Jimmy Durmaz has expressed his surprise that Sweden, despite being without Zlatan Ibrahimovic, have made such a positive start to 2018 FIFA World Cup Russia™ qualifying. The striker voted the second-greatest Swedish sportsperson in history, behind tennis legend Bjorn Borg, retired from international football following UEFA EURO 2016, having scored a record 62 goals in 116 caps. Sweden have, thereafter, won two and drawn one of their three Group A fixtures, and sit level on points with leaders France, whom they battle in Paris on Friday.
“I’ll be honest: I didn’t think we’d have seven points after three matches,” Durmaz told L'Equipe. “And that view wasn’t just mine. Everyone feared the worst for us without Zlatan, said we wouldn’t win a match.
“Take the French national team. They have great individuals, but are also superb collectively. If you think back to the problems they had six years ago, they perhaps had even better players but didn’t play as a team.
“We need a mix. Zlatan embodied that. He had a deep sense of teamwork. For me it’s quite similar. I’m good one against one, but I’m also a team player – that is why I’m in the national team.

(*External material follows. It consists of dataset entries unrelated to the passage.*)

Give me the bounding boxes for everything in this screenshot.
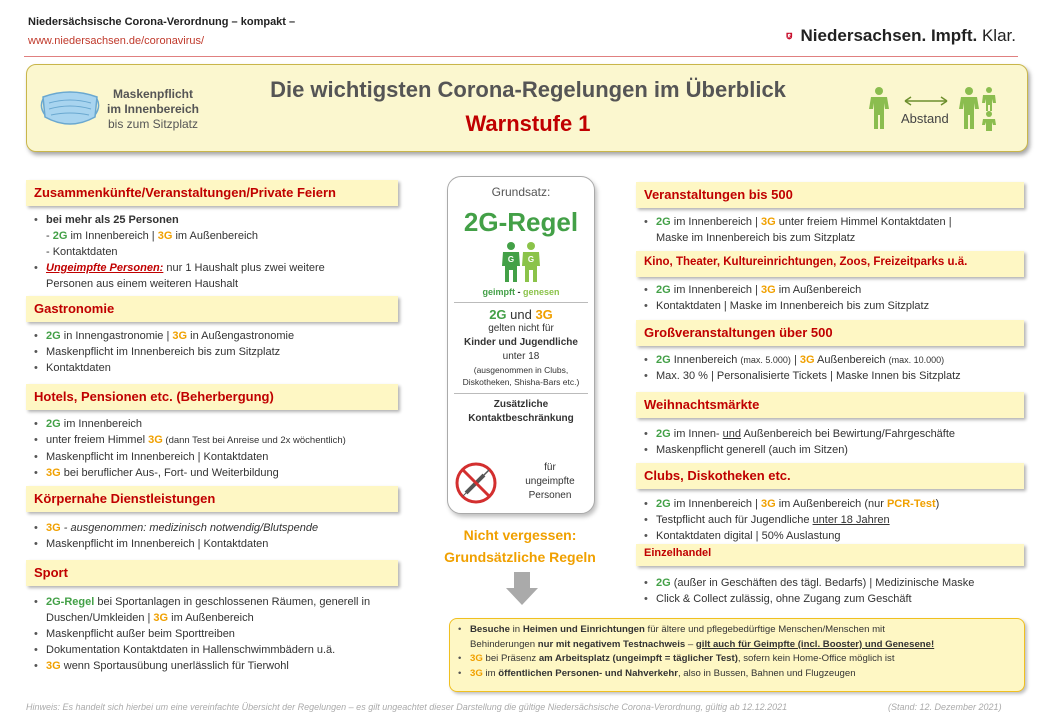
list-text: im Außenbereich [168, 612, 254, 624]
tag-2g: 2G [656, 216, 671, 228]
section-gastronomy-list [34, 328, 294, 376]
list-text: Heimen und Einrichtungen [522, 624, 645, 635]
section-personal-services-title: Körpernahe Dienstleistungen [26, 486, 398, 512]
section-large-events-list [644, 352, 961, 384]
footer-date: (Stand: 12. Dezember 2021) [888, 702, 1002, 712]
exemption-line3: unter 18 [502, 351, 540, 362]
tag-2g-rule: 2G-Regel [46, 596, 95, 608]
section-hotels-title: Hotels, Pensionen etc. (Beherbergung) [26, 384, 398, 410]
list-text: (außer in Geschäften des tägl. Bedarfs) | Medizinische Maske [670, 577, 975, 589]
list-text: im Innenbereich | [670, 284, 761, 296]
list-item [458, 623, 1016, 638]
rule-2g-heading: 2G-Regel [463, 207, 579, 237]
list-item: Maske im Innenbereich bis zum Sitzplatz [656, 232, 856, 244]
target-line3: Personen [528, 490, 572, 501]
list-item [644, 575, 974, 591]
exemption-line4: (ausgenommen in Clubs, [473, 365, 569, 375]
list-item: • Maskenpflicht im Innenbereich bis zum Sitzplatz [34, 344, 294, 360]
mask-label-line3: bis zum Sitzplatz [107, 117, 199, 131]
section-large-events-title: Großveranstaltungen über 500 [636, 320, 1024, 346]
title-banner [26, 64, 1028, 152]
list-item: • Maskenpflicht außer beim Sporttreiben [34, 626, 370, 642]
tag-2g: 2G [489, 307, 507, 322]
list-text: (max. 10.000) [888, 355, 945, 365]
dash-text: - [514, 287, 523, 297]
list-item: • Kontaktdaten | Maske im Innenbereich bis zum Sitzplatz [644, 298, 929, 314]
list-text: in Außengastronomie [187, 330, 295, 342]
tag-2g: 2G [46, 330, 61, 342]
list-item [34, 212, 325, 228]
principle-label: Grundsatz: [491, 185, 551, 199]
contact-restriction-target [510, 461, 590, 503]
list-item [34, 328, 294, 344]
list-text: öffentlichen Personen- und Nahverkehr [498, 667, 678, 679]
list-item [644, 426, 955, 442]
list-text: - [46, 230, 53, 242]
section-retail-title: Einzelhandel [636, 544, 1024, 566]
list-text: | [790, 354, 800, 366]
list-text: im Außenbereich (nur [775, 498, 887, 510]
section-culture-title: Kino, Theater, Kultureinrichtungen, Zoos, Freizeitparks u.ä. [636, 251, 1024, 277]
list-item [458, 652, 1016, 667]
reminder-line1: Nicht vergessen: [463, 527, 577, 543]
vaccinated-recovered-icon [499, 242, 543, 282]
list-text: wenn Sportausübung unerlässlich für Tierwohl [60, 660, 289, 672]
list-text: nur 1 Haushalt plus zwei weitere [163, 262, 325, 274]
list-text: – [685, 638, 696, 650]
website-link[interactable]: www.niedersachsen.de/coronavirus/ [28, 35, 205, 47]
list-text: bei mehr als 25 Personen [46, 214, 179, 226]
list-text: im Außenbereich [172, 230, 259, 242]
section-sport-title: Sport [26, 560, 398, 586]
contact-restriction-line1: Zusätzliche [493, 399, 549, 410]
pcr-test-tag: PCR-Test [886, 498, 936, 510]
list-item [34, 658, 370, 674]
tag-3g: 3G [148, 434, 163, 446]
list-text: im Innenbereich | [670, 216, 761, 228]
principle-panel [447, 176, 595, 514]
list-text: Außenbereich [814, 354, 889, 366]
reminder-heading [420, 524, 620, 568]
list-item: Personen aus einem weiteren Haushalt [46, 278, 239, 290]
section-events-500-list [644, 214, 952, 246]
tag-2g: 2G [656, 284, 671, 296]
list-text: Außenbereich bei Bewirtung/Fahrgeschäfte [741, 428, 956, 440]
target-line2: ungeimpfte [525, 476, 575, 487]
list-text: für ältere und pflegebedürftige Menschen/Menschen mit [644, 624, 885, 635]
list-item: • Maskenpflicht generell (auch im Sitzen) [644, 442, 955, 458]
section-gatherings-title: Zusammenkünfte/Veranstaltungen/Private Feiern [26, 180, 398, 206]
section-retail-list [644, 575, 974, 607]
arrow-down-icon [505, 572, 539, 606]
tag-3g: 3G [470, 653, 483, 664]
list-text: , also in Bussen, Bahnen und Flugzeugen [677, 667, 856, 679]
list-item: • Maskenpflicht im Innenbereich | Kontaktdaten [34, 536, 318, 552]
tag-2g: 2G [46, 418, 61, 430]
list-item [644, 352, 961, 368]
section-culture-list [644, 282, 929, 314]
mask-label-line2: im Innenbereich [106, 102, 200, 116]
horse-crest-icon [786, 18, 793, 54]
tag-2g: 2G [656, 577, 671, 589]
tag-3g: 3G [799, 354, 815, 366]
tag-2g: 2G [656, 354, 671, 366]
section-christmas-markets-title: Weihnachtsmärkte [636, 392, 1024, 418]
list-item: • Kontaktdaten [34, 360, 294, 376]
exemption-block [454, 302, 588, 322]
niedersachsen-logo [786, 16, 1016, 56]
tag-2g: 2G [656, 428, 671, 440]
page-title: Die wichtigsten Corona-Regelungen im Überblick [270, 77, 786, 102]
mask-label-line1: Maskenpflicht [112, 87, 193, 101]
brand-impft: Impft. [930, 26, 978, 45]
tag-3g: 3G [470, 667, 483, 679]
list-text: im Innen- [670, 428, 723, 440]
list-item: • Click & Collect zulässig, ohne Zugang zum Geschäft [644, 591, 974, 607]
tag-3g: 3G [760, 216, 776, 228]
list-item [644, 282, 929, 298]
list-text: im [482, 667, 499, 679]
list-item [34, 228, 325, 244]
and-text: und [506, 307, 536, 322]
exemption-line1: gelten nicht für [488, 323, 554, 334]
reminder-line2: Grundsätzliche Regeln [444, 549, 596, 565]
target-line1: für [544, 462, 556, 473]
list-text: unter freiem Himmel Kontaktdaten | [775, 216, 952, 228]
section-clubs-list [644, 496, 939, 544]
list-item: • Kontaktdaten digital | 50% Auslastung [644, 528, 939, 544]
section-sport-list [34, 594, 370, 674]
list-text: - ausgenommen: medizinisch notwendig/Blutspende [60, 522, 319, 534]
tag-3g: 3G [535, 307, 553, 322]
brand-main: Niedersachsen. [800, 26, 927, 45]
list-text: (max. 5.000) [740, 355, 791, 365]
list-item: • Dokumentation Kontaktdaten in Hallenschwimmbädern u.ä. [34, 642, 370, 658]
exemption-text [448, 322, 594, 388]
footer-hint: Hinweis: Es handelt sich hierbei um eine vereinfachte Übersicht der Regelungen – es gilt ungeachtet dieser Darstellung die gültige Niedersächsische Corona-Verordnung, gültig ab 12.12.2021 [26, 702, 788, 712]
unvaccinated-label: Ungeimpfte Personen: [46, 262, 164, 274]
list-item [34, 260, 325, 276]
list-item [34, 520, 318, 536]
general-rules-box [449, 618, 1025, 692]
list-text: Innenbereich [670, 354, 741, 366]
tag-3g: 3G [172, 330, 188, 342]
list-text: im Innenbereich | [67, 230, 158, 242]
list-item [644, 512, 939, 528]
header-divider [24, 56, 1018, 57]
list-item [458, 638, 1016, 653]
list-text: am Arbeitsplatz (ungeimpft = täglicher Test) [538, 653, 738, 664]
vaccinated-recovered-label [448, 287, 594, 297]
section-clubs-title: Clubs, Diskotheken etc. [636, 463, 1024, 489]
list-text: Behinderungen [470, 638, 538, 650]
svg-text:G: G [507, 255, 515, 264]
tag-3g: 3G [760, 284, 776, 296]
list-text: ) [935, 498, 940, 510]
contact-restriction-heading [454, 393, 588, 426]
svg-text:G: G [527, 255, 535, 264]
list-text: und [722, 428, 742, 440]
brand-klar: Klar. [981, 26, 1016, 45]
general-rules-list [458, 623, 1016, 681]
list-item [34, 416, 346, 432]
list-item [644, 496, 939, 512]
list-text: im Innenbereich [60, 418, 143, 430]
list-text: bei Präsenz [482, 653, 539, 664]
document-title: Niedersächsische Corona-Verordnung – kompakt – [28, 16, 296, 28]
section-hotels-list [34, 416, 346, 481]
tag-3g: 3G [153, 612, 169, 624]
exemption-line2: Kinder und Jugendliche [464, 337, 578, 348]
section-christmas-markets-list [644, 426, 955, 458]
list-item [34, 610, 370, 626]
list-item: • Max. 30 % | Personalisierte Tickets | Maske Innen bis Sitzplatz [644, 368, 961, 384]
tag-3g: 3G [46, 467, 61, 479]
list-text: Testpflicht auch für Jugendliche [656, 514, 813, 526]
section-gatherings-list [34, 212, 325, 292]
list-text: bei Sportanlagen in geschlossenen Räumen, generell in [94, 596, 371, 608]
tag-3g: 3G [157, 230, 173, 242]
list-item [34, 432, 346, 449]
no-vaccine-syringe-icon [454, 461, 498, 505]
list-text: (dann Test bei Anreise und 2x wöchentlich) [162, 435, 346, 446]
list-text: unter 18 Jahren [812, 514, 890, 526]
list-item: • Maskenpflicht im Innenbereich | Kontaktdaten [34, 449, 346, 465]
list-item [34, 594, 370, 610]
list-text: bei beruflicher Aus-, Fort- und Weiterbildung [60, 467, 279, 479]
list-text: , sofern kein Home-Office möglich ist [737, 653, 895, 664]
list-text: im Außenbereich [775, 284, 862, 296]
distance-label: Abstand [901, 111, 949, 126]
list-text: gilt auch für Geimpfte (incl. Booster) und Genesene! [695, 638, 935, 650]
tag-2g: 2G [52, 230, 68, 242]
warning-level: Warnstufe 1 [465, 111, 591, 136]
tag-3g: 3G [46, 522, 61, 534]
section-personal-services-list [34, 520, 318, 552]
list-text: Duschen/Umkleiden | [46, 612, 154, 624]
contact-restriction-line2: Kontaktbeschränkung [468, 413, 574, 424]
list-text: nur mit negativem Testnachweis [537, 638, 686, 650]
list-item [458, 667, 1016, 682]
list-item: - Kontaktdaten [46, 246, 118, 258]
section-gastronomy-title: Gastronomie [26, 296, 398, 322]
list-text: in Innengastronomie | [60, 330, 173, 342]
list-text: im Innenbereich | [670, 498, 761, 510]
vaccinated-text: geimpft [482, 287, 515, 297]
section-events-500-title: Veranstaltungen bis 500 [636, 182, 1024, 208]
tag-3g: 3G [46, 660, 61, 672]
tag-2g: 2G [656, 498, 671, 510]
list-text: in [510, 624, 523, 635]
exemption-line5: Diskotheken, Shisha-Bars etc.) [462, 377, 580, 387]
list-text: Besuche [470, 624, 510, 635]
tag-3g: 3G [760, 498, 776, 510]
list-text: unter freiem Himmel [46, 434, 149, 446]
list-item [34, 465, 346, 481]
recovered-text: genesen [522, 287, 560, 297]
list-item [644, 214, 952, 230]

I can give you ten examples of players who are better on the ball than me, but they are not in the national team because they don’t have the team mentality.”
*Cheeky photo *
Durmaz, who has won 37 caps, accepts Ibrahimovic’s decision to step down from the international stage. The 27-year-old Toulouse winger admitted he could not, nevertheless, resist sending his friend a photo message while on Sweden duty.
“If he wants to return to the national team, it will come from him,"Durmaz said. “I respect his decision and in a way I understand it. He wants to do things his way. He always told us that he wanted to stop at his best.
"He retired from international football at the top. I'm certain it will be the same for him with his club career.
"During a meeting with the national team, I sent him a photo of the room where we usually have our meals with the message 'Come back.' It wasn't a request like, 'Come on, please, you absolutely have to help us.' I asked him that as a friend, as an international player. By leaving, of course he left a big void – it couldn’t have been any other way.”
Sweden have participated in 11 World Cups, but missed out on the last two. They finished runners-up to Brazil on home soil in 1958, and third in 1950 and 1994. The Scandinavians finished the latter tournament as its highest-scoring team, with the late Klas Ingesson, Tomas Brolin, Martin Dahlin and Kennet Andersson starring in the USA.